In many cases it seems that the preview/trailer is just the movie with the boring parts removed. Perhaps they could come out with DVDs with just previews and save us all the fast-forwarding.

The other night I went to a movie and after a long string of trailers, came the Loews theater chain’s little promo for itself. I thought, at last, the feature is next. No! Another trailer started! This one was billed as a “sneak preview.” I wondered: they’re gonna show a whole extra movie now? No, it was just another trailer!

Seems the term “sneak preview” has no meaning any more.

ishmintingas, some “trailers” are attached to the front of the movie so you can’t show the movie without showing the trailer. A studio will do that so that when you see movie X you will automatically see a preview for movie Y from the same studio. The other trailers are presumably chosen by the theatre chain to highlight movies now or soon playing at other venues in the same chain.

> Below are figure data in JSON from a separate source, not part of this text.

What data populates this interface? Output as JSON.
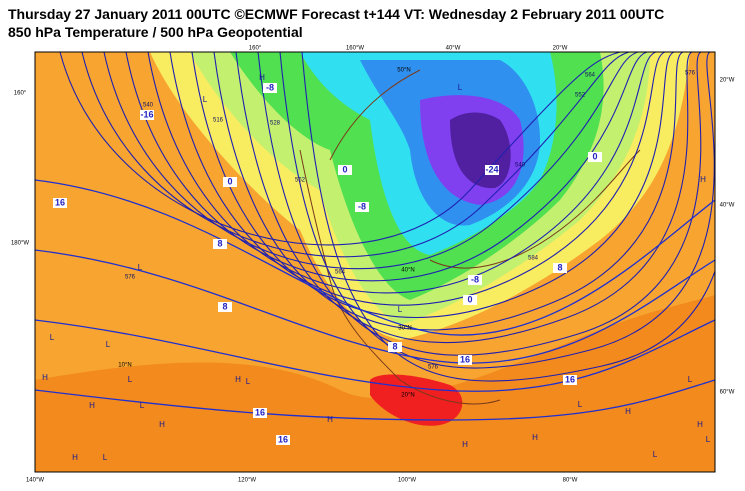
{
  "header": {
    "line1": "Thursday 27 January 2011 00UTC ©ECMWF Forecast t+144 VT: Wednesday 2 February 2011 00UTC",
    "line2": "850 hPa Temperature / 500 hPa Geopotential"
  },
  "map": {
    "grid_labels": [
      "160°",
      "160°W",
      "40°W",
      "20°W",
      "160°",
      "180°W",
      "20°W",
      "40°W",
      "60°W",
      "140°W",
      "120°W",
      "100°W",
      "80°W",
      "50°N",
      "40°N",
      "30°N",
      "20°N",
      "10°N"
    ],
    "temperature_labels": [
      "-8",
      "-16",
      "0",
      "0",
      "-8",
      "-8",
      "0",
      "0",
      "8",
      "8",
      "8",
      "8",
      "16",
      "16",
      "16",
      "16",
      "16",
      "-24"
    ],
    "geopotential_labels": [
      "576",
      "540",
      "528",
      "516",
      "552",
      "564",
      "576",
      "584",
      "576",
      "564",
      "552",
      "540"
    ],
    "pressure_centers": [
      "H",
      "L",
      "L",
      "H",
      "L",
      "L",
      "L",
      "H",
      "L",
      "L",
      "H",
      "L",
      "H",
      "H",
      "L",
      "L",
      "H",
      "H",
      "H",
      "L",
      "H",
      "H",
      "L",
      "L",
      "H",
      "L"
    ]
  }
}
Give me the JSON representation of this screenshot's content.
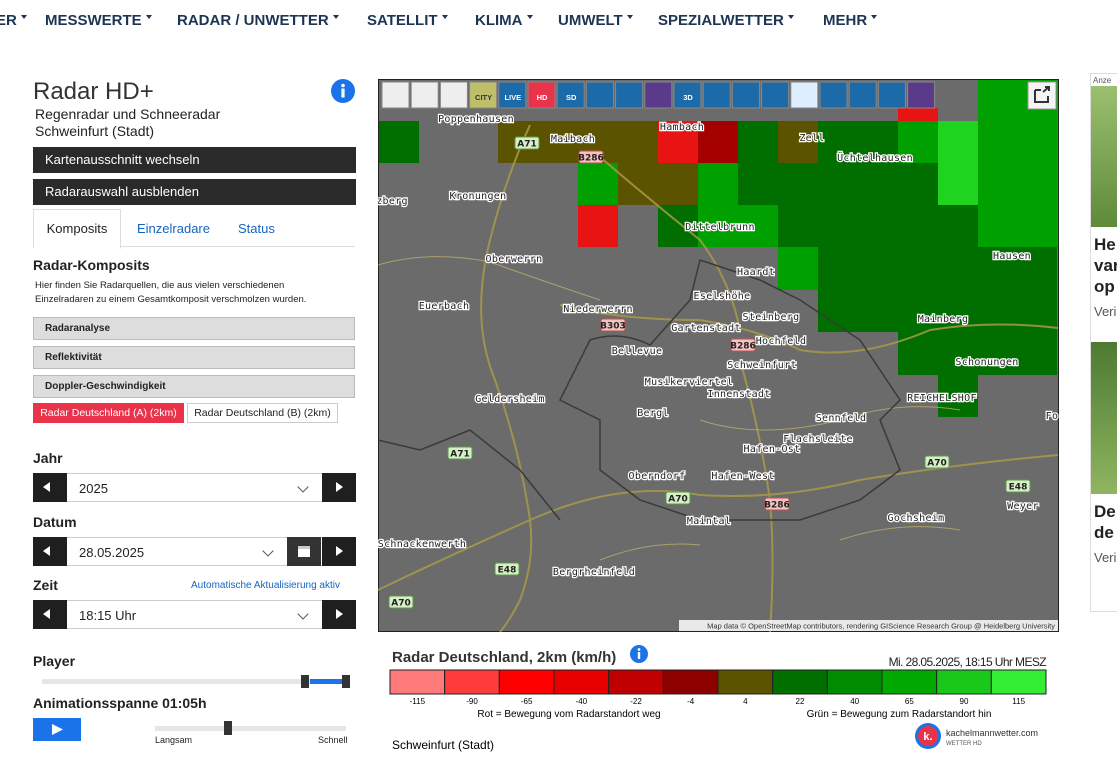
{
  "nav": [
    "ER",
    "MESSWERTE",
    "RADAR / UNWETTER",
    "SATELLIT",
    "KLIMA",
    "UMWELT",
    "SPEZIALWETTER",
    "MEHR"
  ],
  "panel": {
    "title": "Radar HD+",
    "subtitle": "Regenradar und Schneeradar",
    "location": "Schweinfurt (Stadt)",
    "buttons": [
      "Kartenausschnitt wechseln",
      "Radarauswahl ausblenden"
    ],
    "tabs": [
      "Komposits",
      "Einzelradare",
      "Status"
    ],
    "section_title": "Radar-Komposits",
    "description": [
      "Hier finden Sie Radarquellen, die aus vielen verschiedenen",
      "Einzelradaren zu einem Gesamtkomposit verschmolzen wurden."
    ],
    "composites": [
      "Radaranalyse",
      "Reflektivität",
      "Doppler-Geschwindigkeit"
    ],
    "radars": [
      "Radar Deutschland (A) (2km)",
      "Radar Deutschland (B) (2km)"
    ],
    "year_label": "Jahr",
    "year": "2025",
    "date_label": "Datum",
    "date": "28.05.2025",
    "time_label": "Zeit",
    "auto_update": "Automatische Aktualisierung aktiv",
    "time": "18:15 Uhr",
    "player_label": "Player",
    "span_label": "Animationsspanne 01:05h",
    "slow": "Langsam",
    "fast": "Schnell"
  },
  "toolbar": [
    "CITY",
    "LIVE",
    "HD",
    "SD",
    "3D"
  ],
  "map": {
    "places": [
      "Poppenhausen",
      "Maibach",
      "Hambach",
      "Zell",
      "Üchtelhausen",
      "zberg",
      "Kronungen",
      "Dittelbrunn",
      "Hausen",
      "Oberwerrn",
      "Haardt",
      "Eselshöhe",
      "Euerbach",
      "Niederwerrn",
      "Steinberg",
      "Mainberg",
      "Gartenstadt",
      "Hochfeld",
      "Bellevue",
      "Schweinfurt",
      "Schonungen",
      "Musikerviertel",
      "Innenstadt",
      "REICHELSHOF",
      "Geldersheim",
      "Bergl",
      "Sennfeld",
      "Fo",
      "Flachsleite",
      "Hafen-Ost",
      "Oberndorf",
      "Hafen-West",
      "Gochsheim",
      "Weyer",
      "Maintal",
      "Schnackenwerth",
      "Bergrheinfeld"
    ],
    "roads": [
      "A71",
      "B286",
      "B303",
      "B286",
      "A71",
      "A70",
      "B286",
      "A70",
      "E48",
      "E48",
      "A70"
    ],
    "attribution": "Map data © OpenStreetMap contributors, rendering GIScience Research Group @ Heidelberg University"
  },
  "legend": {
    "title": "Radar Deutschland, 2km (km/h)",
    "timestamp": "Mi. 28.05.2025, 18:15 Uhr MESZ",
    "values": [
      -115,
      -90,
      -65,
      -40,
      -22,
      -4,
      4,
      22,
      40,
      65,
      90,
      115
    ],
    "red_caption": "Rot = Bewegung vom Radarstandort weg",
    "green_caption": "Grün = Bewegung zum Radarstandort hin",
    "location": "Schweinfurt (Stadt)"
  },
  "logo": {
    "mark": "k.",
    "name": "kachelmannwetter.com",
    "tagline": "WETTER HD"
  },
  "ad": {
    "label": "Anze",
    "headline1": [
      "He",
      "var",
      "op"
    ],
    "source1": "Veri",
    "headline2": [
      "De",
      "de"
    ],
    "source2": "Veri"
  }
}
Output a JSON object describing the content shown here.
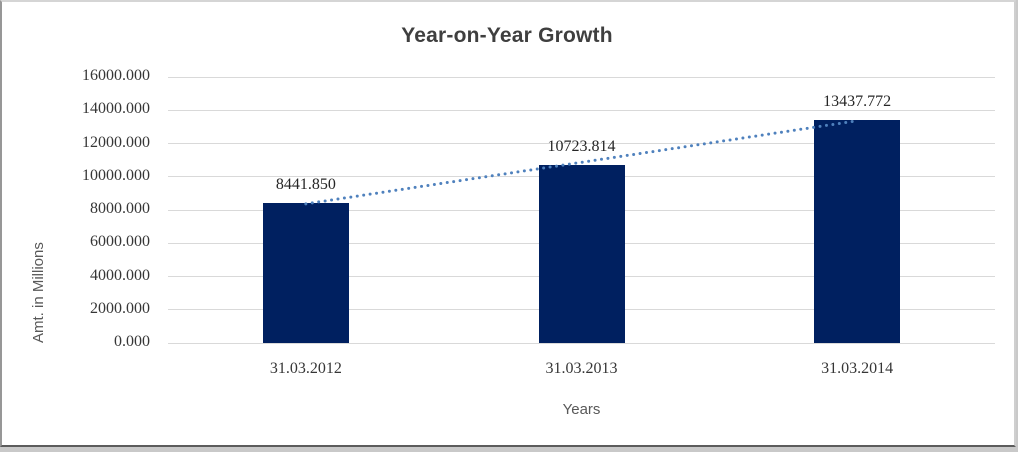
{
  "chart_data": {
    "type": "bar",
    "title": "Year-on-Year Growth",
    "categories": [
      "31.03.2012",
      "31.03.2013",
      "31.03.2014"
    ],
    "values": [
      8441.85,
      10723.814,
      13437.772
    ],
    "data_labels": [
      "8441.850",
      "10723.814",
      "13437.772"
    ],
    "xlabel": "Years",
    "ylabel": "Amt. in Millions",
    "ylim": [
      0,
      16000
    ],
    "y_ticks": [
      0,
      2000,
      4000,
      6000,
      8000,
      10000,
      12000,
      14000,
      16000
    ],
    "y_tick_labels": [
      "0.000",
      "2000.000",
      "4000.000",
      "6000.000",
      "8000.000",
      "10000.000",
      "12000.000",
      "14000.000",
      "16000.000"
    ],
    "grid": true,
    "legend": "none",
    "bar_color": "#002060",
    "gridline_color": "#d9d9d9",
    "trendline": {
      "type": "linear",
      "style": "dotted",
      "color": "#4f81bd"
    }
  }
}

AudreyK, my experience with DVDs is a little different. Some DVDs do start out with some form of “preview”, but if I press the “menu” button on the remote I can exit the preview and go directly to the menu.

Finally, I have an inexpensive DVD player and I think it’s well worth the money. DVDs have many good features: several audio tracks (including different languages, sometimes a director’s commentary and/or other commentaries), the trailer for those interested in seeing those, information about the actors, perhaps deleted scenes, optional subtitles, etc… The subtitles are especially handy for those “what did he say?” moments when the actors may be hard to understand, and of course for the hearing-impaired.

frolix8, I have heard, perhaps it was even here, that the reason it is called a trailer is because it is made after the movie is made by taking excerpts from it.

At first ‘trailers’ were shown after the movie, but nobody stuck around to see them so they were moved to the beginning. The name stuck.

They’re called trailers because they used to come at the end of the movie. (All the credits, etc. used to come at the beginning, remember? Some genius figured out it would be better to sell people future product rather than the one they already paid for.) Now the term is interchangable with “preview.” In fact the green screen (or red in the case of an “R” preview) states “The following preview has been approved…blah blah.” Seeing a movie before its release date is a “Sneak Preview” if you have to pay for it, and a “Screening” if you get in free. (Also known as a “Press Screening” or “Word-of-mouth Screening.”) A Sneak Preview usually is shown with a currently running film by the same film company, which you sometimes get to stay and see as a “double feature,” but not always. Arnold is correct in that some film companies send prints with trailers attached to the head of the film (although most chains splice their policy trailer in between it and the actual film.) Most send them “in the can” (unattached, but accompanying the print) or by themselves through the mail.

I fast-forward through the previews on the ones that have them, too. But with other DVDs, I don’t need to FF at all-- it goes directly to the menu after I pop in the disc. It doesn’t even show that FBI warning still.

The term trailer harkens back to the day when a film always included a newsreel, animated short, and/or live action one- or two-reeler. The previews would come after these items, but before the main feature, so they were called “trailers” because they were on the tail end of the assorted opening items.

I was a movie theater manager of a major chain for years and never once experienced this. Trailers always came in separate spools.